The 1,600-page Lokayukta report on mining in Karnataka — which lays bare a slew of irregularities amounting to crores of rupees and involving some of the biggest political bigwigs — has been discussed no more than twice in the Legislative Assembly since it was submitted a year ago on December 18, 2008. And what was discussed pertained to a mere two pages of the exhaustive report.
“Let them at least read the report,” was Lokayukta Santosh Hegde’s plea on the first anniversary of the report’s submission. The Government was to take action within three months of its submission, on the non-compliance of which he has earlier written to the Governor.
“The Government need not wait for the second part of the report to be submitted to take action on the first,” he said, adding that the report had “everything about what is happening in mining in Karnataka.”
He expressed anguish over no action being initiated on some of the salient points of the report that speak of environmental degradation of the worst order, violations at the inter-State border which threatens the “sovereignty of the two States in question” and corruption at every level of the operation. “It is going on merrily,” he said.
15 trips in one permit!
Citing an example of irregularity, Mr.

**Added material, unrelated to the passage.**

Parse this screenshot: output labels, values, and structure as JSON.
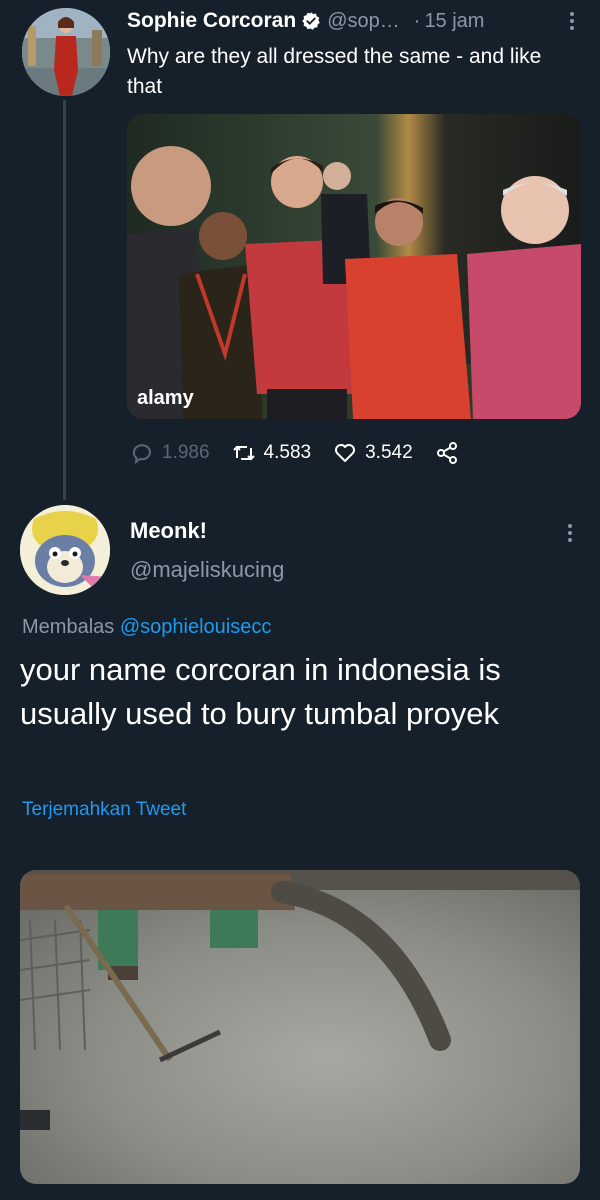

Hegde said that each lorry transporting ore is given 30 days time for transport. “Whereas, it takes just one day for a truck to reach the farthest point to which the material can be transported in the State.” This, in effect, meant that 15 trips could be made in one permit.
The second part of the report, Mr. Hegde said, would also look at granite and sand extraction in Karnataka. The Lokayukta said that he was happy about the Governor taking a “pro-active view” of his report and writing to the Government. “Iron ore is not a re-generable resource and studies show that it will be exhausted in 25 to 30 years if we continue mining at this rate,” Mr. Hegde said.